Lawyers and judges discussed a need for training and for the raising of awareness of human rights issues, and particularly in relation to freedom of expression and freedom of information. This session also concluded that joint sessions bringing together legal practitioners and media workers to share knowledge and information will be of great benefit. They would allow for all to gain a greater mutual understanding of the specific nature and practices of the different professions.
Journalists and human rights defenders raised concern about the issue of impunity, in the aftermath of the revolution, with many participants worried that a failure to bring the perpetrators of violence to justice could fuel further attacks. Discussion concluded that in order to tackle the issue of impunity, a joint effort would be needed by the legal profession, media workers, human rights defenders and civil society at large.
The key proposals from the consultations include:
A national campaign against impunity and to raise the issue of the importance of protecting freedom of expression.
Creating a collaborative space between journalists, civil society, lawyers and the judiciary in order to combat impunity
An awareness raising campaign about the need to offer better legal protection to journalists and human rights defenders.
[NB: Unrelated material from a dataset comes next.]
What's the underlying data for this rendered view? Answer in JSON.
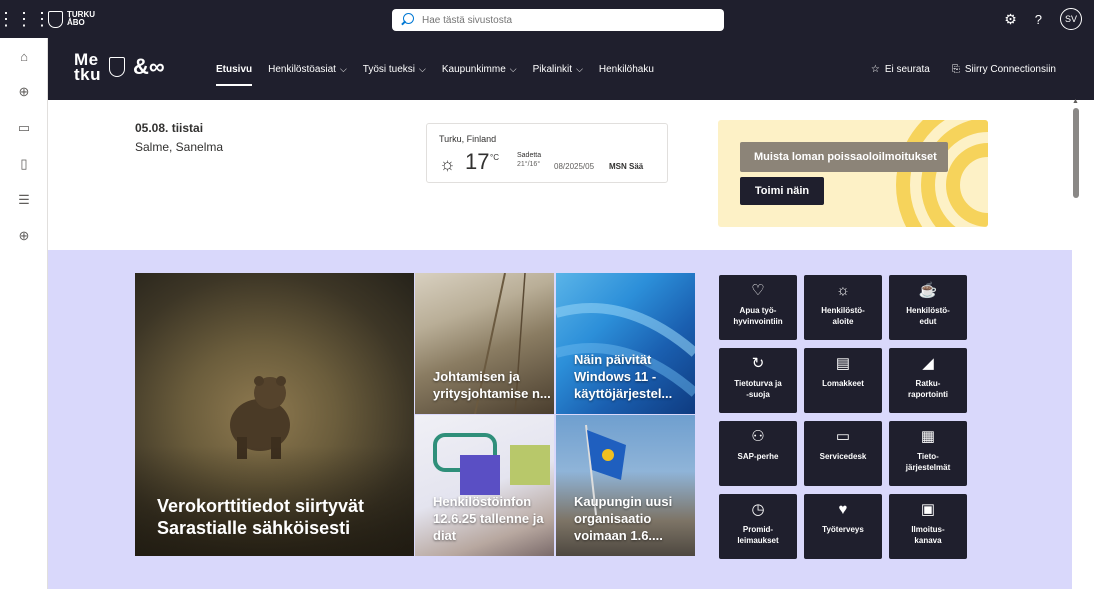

The consultation s form part of a needs assessment by ARTICLE 19 Tunisia in developing a comprehensive programme for legal and physical protection of journalists and human rights defenders in North Africa, an in particular in the Tunisia context. This work has been carried out in in response to recommendations made by participants of the North-African conference in March 2013 on 'The protection of freedom of expression, association and demonstration in space civic post Arab Spring'.